People living under the poverty line cannot be expected to prioritize sustainability goals over health, safety, shelter and even survival.
The relationship between the western world and the developing world is closely analogous to the relationship between affluent and poor communities within Los Angeles (and, frankly every major city in the US). Affluent Angelenos have used local legislation, unscrupulous business practices, institutionalized racism and the brute force of economic power to create a third world of our own, right in our own city. The use of uber-low-cost domestic help, construction labor, etc., can be compared to the Bracero Programs of the early and mid 20th century.

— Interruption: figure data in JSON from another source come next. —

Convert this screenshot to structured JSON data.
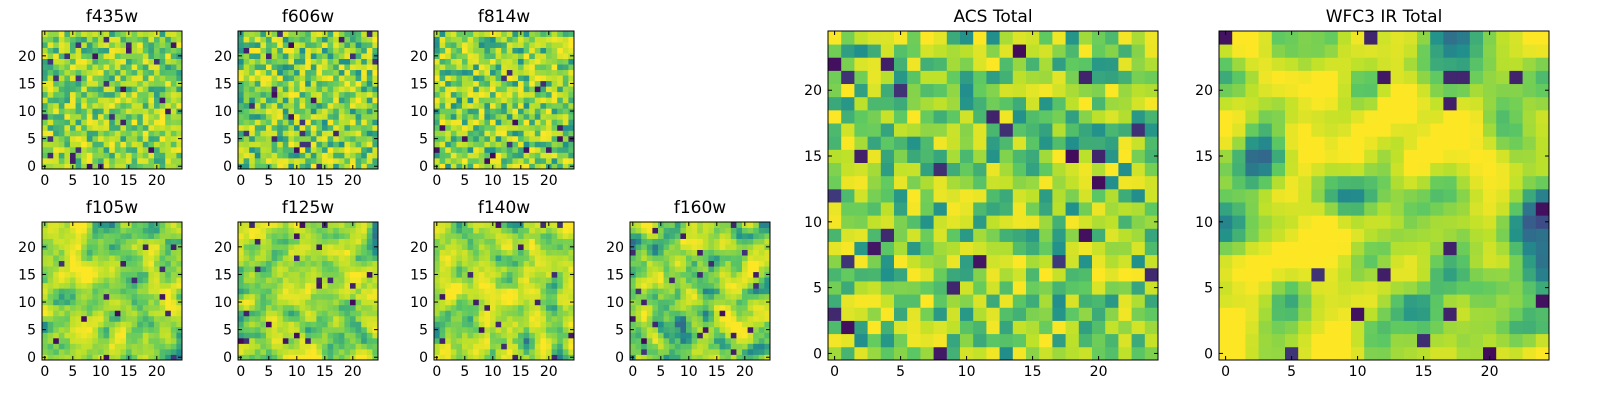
{
  "colormap": {
    "name": "viridis",
    "stops": [
      "#440154",
      "#3b528b",
      "#21918c",
      "#5ec962",
      "#bde12a",
      "#fde725"
    ]
  },
  "chart_data": [
    {
      "type": "heatmap",
      "title": "f435w",
      "grid_size": 25,
      "seed": 11,
      "smooth": 0,
      "base": 0.72,
      "contrast": 0.2,
      "xticks": [
        0,
        5,
        10,
        15,
        20
      ],
      "yticks": [
        0,
        5,
        10,
        15,
        20
      ],
      "xlim": [
        0,
        24
      ],
      "ylim": [
        0,
        24
      ]
    },
    {
      "type": "heatmap",
      "title": "f606w",
      "grid_size": 25,
      "seed": 23,
      "smooth": 0,
      "base": 0.7,
      "contrast": 0.22,
      "xticks": [
        0,
        5,
        10,
        15,
        20
      ],
      "yticks": [
        0,
        5,
        10,
        15,
        20
      ],
      "xlim": [
        0,
        24
      ],
      "ylim": [
        0,
        24
      ]
    },
    {
      "type": "heatmap",
      "title": "f814w",
      "grid_size": 25,
      "seed": 37,
      "smooth": 0,
      "base": 0.7,
      "contrast": 0.22,
      "xticks": [
        0,
        5,
        10,
        15,
        20
      ],
      "yticks": [
        0,
        5,
        10,
        15,
        20
      ],
      "xlim": [
        0,
        24
      ],
      "ylim": [
        0,
        24
      ]
    },
    {
      "type": "heatmap",
      "title": "f105w",
      "grid_size": 25,
      "seed": 41,
      "smooth": 1,
      "base": 0.74,
      "contrast": 0.3,
      "xticks": [
        0,
        5,
        10,
        15,
        20
      ],
      "yticks": [
        0,
        5,
        10,
        15,
        20
      ],
      "xlim": [
        0,
        24
      ],
      "ylim": [
        0,
        24
      ]
    },
    {
      "type": "heatmap",
      "title": "f125w",
      "grid_size": 25,
      "seed": 53,
      "smooth": 1,
      "base": 0.72,
      "contrast": 0.3,
      "xticks": [
        0,
        5,
        10,
        15,
        20
      ],
      "yticks": [
        0,
        5,
        10,
        15,
        20
      ],
      "xlim": [
        0,
        24
      ],
      "ylim": [
        0,
        24
      ]
    },
    {
      "type": "heatmap",
      "title": "f140w",
      "grid_size": 25,
      "seed": 67,
      "smooth": 1,
      "base": 0.72,
      "contrast": 0.3,
      "xticks": [
        0,
        5,
        10,
        15,
        20
      ],
      "yticks": [
        0,
        5,
        10,
        15,
        20
      ],
      "xlim": [
        0,
        24
      ],
      "ylim": [
        0,
        24
      ]
    },
    {
      "type": "heatmap",
      "title": "f160w",
      "grid_size": 25,
      "seed": 79,
      "smooth": 1,
      "base": 0.7,
      "contrast": 0.3,
      "xticks": [
        0,
        5,
        10,
        15,
        20
      ],
      "yticks": [
        0,
        5,
        10,
        15,
        20
      ],
      "xlim": [
        0,
        24
      ],
      "ylim": [
        0,
        24
      ]
    },
    {
      "type": "heatmap",
      "title": "ACS Total",
      "grid_size": 25,
      "seed": 97,
      "smooth": 0,
      "base": 0.7,
      "contrast": 0.22,
      "xticks": [
        0,
        5,
        10,
        15,
        20
      ],
      "yticks": [
        0,
        5,
        10,
        15,
        20
      ],
      "xlim": [
        0,
        24
      ],
      "ylim": [
        0,
        24
      ]
    },
    {
      "type": "heatmap",
      "title": "WFC3 IR Total",
      "grid_size": 25,
      "seed": 113,
      "smooth": 2,
      "base": 0.7,
      "contrast": 0.38,
      "xticks": [
        0,
        5,
        10,
        15,
        20
      ],
      "yticks": [
        0,
        5,
        10,
        15,
        20
      ],
      "xlim": [
        0,
        24
      ],
      "ylim": [
        0,
        24
      ]
    }
  ]
}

Climate talks in Berlin, Geneva, Kyoto, Buenos Aires, Bonn, New Delhi, Durban, Lima, and Copenhagen all produced questionable results at best, because of the issue of (in)equity. The same challenges exist at the county and city level. People living under the poverty line cannot be expected to prioritize sustainability goals over health, safety, shelter or their very survival. These issues MUST be addressed first—not only by people suffering in poverty, but also by the municipal governments which serve them.
The pLAn, LA’s city sponsored climate initiative, calls out air quality, environmental justice, urban ecosystem and livable communities as issues in the section on equity; however, the city’s directives and progress are focused on generally improving quality of life and not on how to move a person who is not able to participate in the climate change battle into a position of greater empowerment. The pLAn’s air quality initiatives will benefit all Angelenos, by reducing emissions at the port and on city thoroughfares but will do little to empower a person operating a vehicle that is unregistered because it won’t pass the state emmisions test. Populations like this are large and vulnerable not only to concentrated auto pollution, but also to potentially catastrophic law enforcement action.
For the pLAn to be most effective in the fight against climate change, it must be more sensitive to the dynamics of social injustice, not just the current realities of poverty and affluence.